I was very sick with the flu for the past three days. As recently as twelve hours ago, I was writhing in agony freezing to death while simultaneously sweating through multiple layers of clothing, fully enveloped in a heavy duvet. Every time I swallowed, I winced in pain, and every time I coughed, I almost cried.
I noticed as I crawled out of the fever over the course of the night, that I was doing math.
I am decent at math; good at it in a way appropriate for someone in my line of work. If I were to categorize the kind of math I am good at, I’d call it “speculative calculus.” What’s that mean? Well, I can’t spit out the answer to 91048 x 43, and I rarely do the full workup on multiples and subdivisions, but if you told me that a growth trajectory for a small retail business over the next 36 months had to factor in a small percentage of inflation due to cost of living adjustments, I’d be within 5-7% of the numbers produced by a spreadsheet.
For at least four hours last night—and yes, I counted the exact duration, inasmuch as I trained my eyes on the digital clock in my bedroom while I thought I was dying, because that is also a form of math—I calculated, repeatedly and with the same conclusion, the cost of “a frictionless plane.” What would it take to deliver an absence of conflict?
My calculus delivered absurd secondary equations: how do I measure the volume of a fungus filling a finite void? What is the most unimpeachable compensation value for any given amount of any given kind of work? How many people would choose royal blue to paint a wall?
I was somewhat delirious, I understand. It’s the flu. That’s what happens when you have a massive fever. But the math had me thinking about all of the math performed by people frantically planing the conflicts in their lives. We are solving for x, with y and z variables that are completely out of our control.

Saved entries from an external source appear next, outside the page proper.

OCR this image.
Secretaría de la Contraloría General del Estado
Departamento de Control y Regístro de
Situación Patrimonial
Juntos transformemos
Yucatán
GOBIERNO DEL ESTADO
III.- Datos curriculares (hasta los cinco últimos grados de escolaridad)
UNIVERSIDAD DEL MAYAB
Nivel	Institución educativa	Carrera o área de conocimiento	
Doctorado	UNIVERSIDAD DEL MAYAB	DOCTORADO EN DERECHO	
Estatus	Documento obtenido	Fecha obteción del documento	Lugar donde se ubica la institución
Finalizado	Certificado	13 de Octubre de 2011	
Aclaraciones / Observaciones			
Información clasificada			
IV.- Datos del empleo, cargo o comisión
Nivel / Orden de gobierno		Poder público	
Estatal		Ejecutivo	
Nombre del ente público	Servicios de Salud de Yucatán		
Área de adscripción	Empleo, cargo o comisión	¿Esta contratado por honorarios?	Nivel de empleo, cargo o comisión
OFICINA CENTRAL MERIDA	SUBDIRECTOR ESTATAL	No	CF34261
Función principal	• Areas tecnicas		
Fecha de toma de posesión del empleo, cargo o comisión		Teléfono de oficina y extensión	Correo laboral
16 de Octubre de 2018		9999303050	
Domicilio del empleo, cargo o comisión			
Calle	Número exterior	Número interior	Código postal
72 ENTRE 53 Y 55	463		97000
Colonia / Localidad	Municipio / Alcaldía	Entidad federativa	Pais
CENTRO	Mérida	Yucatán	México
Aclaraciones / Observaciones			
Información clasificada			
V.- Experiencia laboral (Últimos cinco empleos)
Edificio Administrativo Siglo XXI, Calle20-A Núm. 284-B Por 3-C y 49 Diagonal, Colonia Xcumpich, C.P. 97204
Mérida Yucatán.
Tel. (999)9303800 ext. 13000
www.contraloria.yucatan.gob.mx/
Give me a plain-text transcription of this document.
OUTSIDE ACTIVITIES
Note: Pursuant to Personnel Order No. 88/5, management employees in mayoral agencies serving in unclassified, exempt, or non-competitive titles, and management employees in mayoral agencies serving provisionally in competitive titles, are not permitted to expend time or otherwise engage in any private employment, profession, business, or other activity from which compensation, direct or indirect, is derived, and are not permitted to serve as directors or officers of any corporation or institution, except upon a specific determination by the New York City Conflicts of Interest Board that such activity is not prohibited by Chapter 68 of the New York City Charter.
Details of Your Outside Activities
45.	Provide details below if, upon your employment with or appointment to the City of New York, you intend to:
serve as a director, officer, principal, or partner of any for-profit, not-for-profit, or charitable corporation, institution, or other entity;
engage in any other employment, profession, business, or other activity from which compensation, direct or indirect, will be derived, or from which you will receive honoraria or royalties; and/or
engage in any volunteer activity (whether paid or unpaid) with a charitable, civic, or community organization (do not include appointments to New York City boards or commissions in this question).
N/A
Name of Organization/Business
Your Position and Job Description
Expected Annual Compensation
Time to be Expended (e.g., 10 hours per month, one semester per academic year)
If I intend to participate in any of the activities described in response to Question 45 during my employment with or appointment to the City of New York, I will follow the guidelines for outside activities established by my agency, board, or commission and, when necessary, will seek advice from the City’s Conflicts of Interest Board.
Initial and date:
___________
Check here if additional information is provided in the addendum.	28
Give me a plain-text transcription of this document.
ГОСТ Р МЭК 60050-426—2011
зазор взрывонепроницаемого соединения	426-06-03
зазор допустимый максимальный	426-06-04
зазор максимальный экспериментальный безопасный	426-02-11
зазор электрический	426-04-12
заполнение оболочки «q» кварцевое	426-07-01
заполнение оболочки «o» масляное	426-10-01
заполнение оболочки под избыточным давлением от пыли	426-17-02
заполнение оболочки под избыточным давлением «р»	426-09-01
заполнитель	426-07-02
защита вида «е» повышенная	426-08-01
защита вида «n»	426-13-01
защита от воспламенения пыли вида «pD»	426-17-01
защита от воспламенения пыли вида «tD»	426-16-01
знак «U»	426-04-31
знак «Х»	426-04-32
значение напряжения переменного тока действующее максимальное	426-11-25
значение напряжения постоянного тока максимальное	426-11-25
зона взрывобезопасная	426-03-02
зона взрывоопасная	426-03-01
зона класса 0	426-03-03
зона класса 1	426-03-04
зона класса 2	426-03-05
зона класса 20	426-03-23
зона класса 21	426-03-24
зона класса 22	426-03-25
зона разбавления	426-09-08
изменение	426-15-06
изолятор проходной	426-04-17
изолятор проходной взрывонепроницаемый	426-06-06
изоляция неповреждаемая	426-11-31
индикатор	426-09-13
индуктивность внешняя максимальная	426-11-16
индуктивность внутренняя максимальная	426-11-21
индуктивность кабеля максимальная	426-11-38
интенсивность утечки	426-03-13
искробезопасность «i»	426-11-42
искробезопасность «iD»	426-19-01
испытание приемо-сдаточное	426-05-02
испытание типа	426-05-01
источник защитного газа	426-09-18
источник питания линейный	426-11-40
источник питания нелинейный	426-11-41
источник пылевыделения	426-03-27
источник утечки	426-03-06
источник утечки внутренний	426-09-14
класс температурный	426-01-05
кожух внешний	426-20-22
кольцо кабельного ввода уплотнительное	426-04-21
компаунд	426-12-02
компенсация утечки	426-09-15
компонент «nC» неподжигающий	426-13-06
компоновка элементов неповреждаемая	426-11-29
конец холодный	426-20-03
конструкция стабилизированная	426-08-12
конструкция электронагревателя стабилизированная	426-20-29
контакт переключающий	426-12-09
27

I’ve talked about Necropolitics by Achille Mbembe before, I think. This is where I first learned of the “phenomenology of numbers”: the treachery of words like “decimation” and “millions” whose linguistic subterfuge invalidates individual tragedy. Gross numerical figures have a way of erasing lives.
I am trying to find a formula to the hyperbole, to get ahead of it. Or, to end it. I have not been able to stop thinking about how to solve for x, with a calculus of geopolitical war and finance. And I want the math to be beautiful but that depends solely on my ability to solve this equation.